205 Millionen Euro

Knalleffekt: Steiermark muss viel stärker sparen!

Steiermark
15.04.2026 17:16

Es ist ein Paukenschlag: Das steirische Defizit muss 2027 um weitere 205 Millionen Euro sinken! Die Verhandlungen zum Budget werden hart, auch die großen Brocken müssen angegangen werden. Alle Förderungen kommen auf den Prüfstand.

Die mahnenden Worte von Willibald Ehrenhöfer haben sich bewahrheitet: „Wir müssen Spielräume schaffen, es braucht strukturelle Reformen“, sagte der ÖVP-Finanzlandesrat, als er im Oktober das steirische Budget für das heurige Jahr präsentierte. Zwar sinkt die Neuverschuldung erstmals seit Langem wieder, konkret um 106 Millionen Euro. Doch die Hälfte davon trieb Ehrenhöfer in seinem eigenen Ressort auf.

Dass es beim Budget für 2027 kniffliger werden wird, war allen klar. Die Landesregierung ging damals davon aus, dass man 172 Millionen Euro einsparen muss. Nun der Paukenschlag: Das Defizit muss um weitere 205 Millionen Euro sinken, in Summe sind es also 377 Millionen Euro!

Beschluss vor der Reise nach China
Hintergrund ist der neue österreichische Stabilitätspakt, auf den sich Bund, Länder und Gemeinden Ende November – unter steirischem Vorsitz – geeinigt haben. Er regelt, wie viele Schulden die einzelnen Ebenen in den nächsten Jahren machen dürfen.

Und so musste Ehrenhöfers Team neu rechnen und die düstere Botschaft verkünden. Das neue Sparziel wurde am Dienstag – rechtzeitig, bevor die halbe Landesregierung zu einer Delegationsreise nach China aufgebrochen ist – beschlossen. Zugleich folgte der Start für die Budgetverhandlungen. Im Gegensatz zum Bund will die Steiermark aber keinen Beschluss vor dem Sommer, es bleibt beim Herbst.

Große Brocken müssen angegangen werden
„Wir müssen den Konsolidierungskurs konsequent weitergehen. Dies wird keine leichte Aufgabe und alle Ressorts vor große Herausforderungen stellen“, sagt Ehrenhöfer. Klar ist: Um das Einsparungsziel zu erreichen, müssen die vier großen Budgetbrocken angegangen werden: Gesundheit und Pflege, Bildung und Kinderbetreuung, Soziales sowie Verwaltung. Sie sind für mehr als 80 Prozent der Ausgaben verantwortlich. Es wird ein Kraftakt.

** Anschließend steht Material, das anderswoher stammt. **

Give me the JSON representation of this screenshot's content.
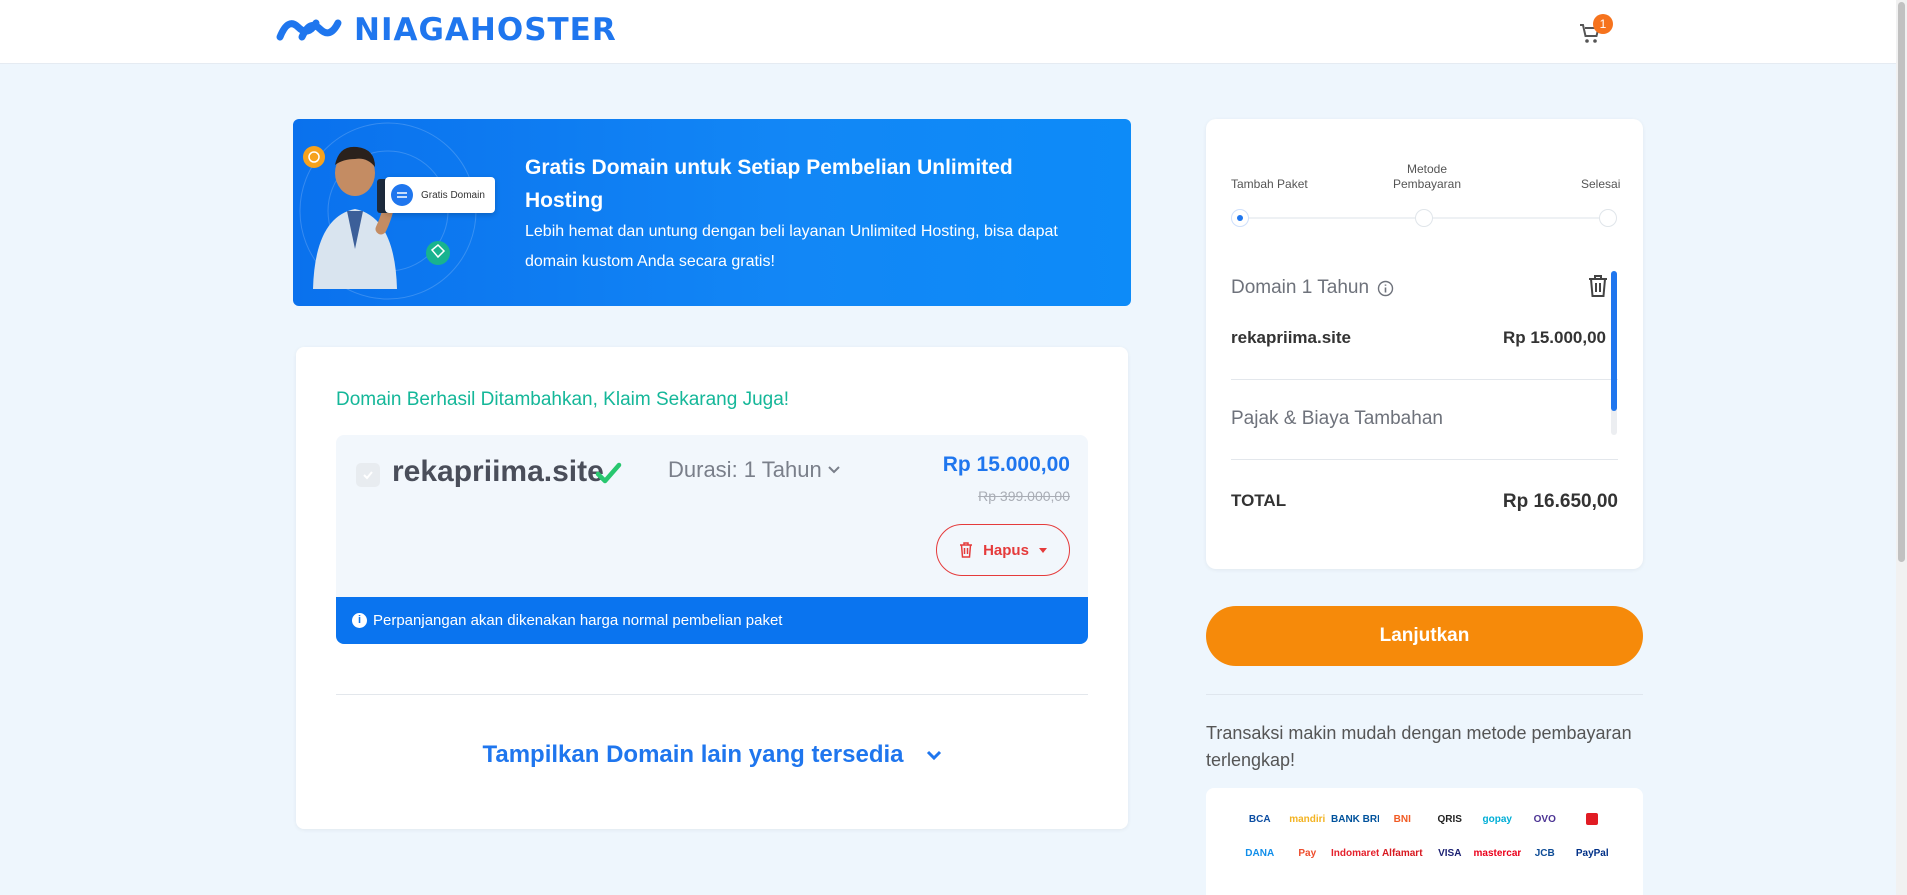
{
  "header": {
    "brand": "NIAGAHOSTER",
    "cart_count": "1"
  },
  "promo": {
    "chip_label": "Gratis Domain",
    "title": "Gratis Domain untuk Setiap Pembelian Unlimited Hosting",
    "description": "Lebih hemat dan untung dengan beli layanan Unlimited Hosting, bisa dapat domain kustom Anda secara gratis!"
  },
  "domain_card": {
    "headline": "Domain Berhasil Ditambahkan, Klaim Sekarang Juga!",
    "domain": "rekapriima.site",
    "duration": "Durasi: 1 Tahun",
    "price": "Rp 15.000,00",
    "old_price": "Rp 399.000,00",
    "delete_label": "Hapus",
    "notice": "Perpanjangan akan dikenakan harga normal pembelian paket",
    "show_more": "Tampilkan Domain lain yang tersedia"
  },
  "summary": {
    "steps": [
      {
        "label": "Tambah Paket"
      },
      {
        "label": "Metode Pembayaran"
      },
      {
        "label": "Selesai"
      }
    ],
    "domain_title": "Domain 1 Tahun",
    "item_name": "rekapriima.site",
    "item_price": "Rp 15.000,00",
    "tax_label": "Pajak & Biaya Tambahan",
    "total_label": "TOTAL",
    "total_value": "Rp 16.650,00"
  },
  "actions": {
    "continue_label": "Lanjutkan"
  },
  "payment": {
    "text": "Transaksi makin mudah dengan metode pembayaran terlengkap!",
    "methods": [
      {
        "name": "BCA",
        "color": "#0b4da2"
      },
      {
        "name": "mandiri",
        "color": "#f3b322"
      },
      {
        "name": "BANK BRI",
        "color": "#00529c"
      },
      {
        "name": "BNI",
        "color": "#f15a23"
      },
      {
        "name": "QRIS",
        "color": "#222222"
      },
      {
        "name": "gopay",
        "color": "#00aed6"
      },
      {
        "name": "OVO",
        "color": "#4c3494"
      },
      {
        "name": "",
        "color": "#e11c24"
      },
      {
        "name": "DANA",
        "color": "#118eea"
      },
      {
        "name": "Pay",
        "color": "#ee4d2d"
      },
      {
        "name": "Indomaret",
        "color": "#e4202b"
      },
      {
        "name": "Alfamart",
        "color": "#d71920"
      },
      {
        "name": "VISA",
        "color": "#1a1f71"
      },
      {
        "name": "mastercard",
        "color": "#eb001b"
      },
      {
        "name": "JCB",
        "color": "#0e4c96"
      },
      {
        "name": "PayPal",
        "color": "#003087"
      }
    ]
  },
  "colors": {
    "brand_blue": "#1f76ee",
    "success_green": "#15b799",
    "danger_red": "#e53b3b",
    "cta_orange": "#f68a0a"
  }
}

„Wir werden sämtliche Fördermaßnahmen auf den Prüfstand stellen. Ich bin davon überzeugt, dass alleine in diesem Bereich viel Potenzial für Reformen besteht“, sagt Ehrenhöfer. Pikant: Die Regierung will eigentlich 2027 die ORF-Landesabgabe abschaffen und würde so auf 30 Millionen für den Kultur- und Sportbereich verzichten.

Von einer „politischen Bankrotterklärung“ spricht SPÖ-Chef Max Lercher. Der grüne Landtagsabgeordnete Lambert Schönleitner fordert erneut die Einführung einer Lkw-Maut auf Landesstraßen.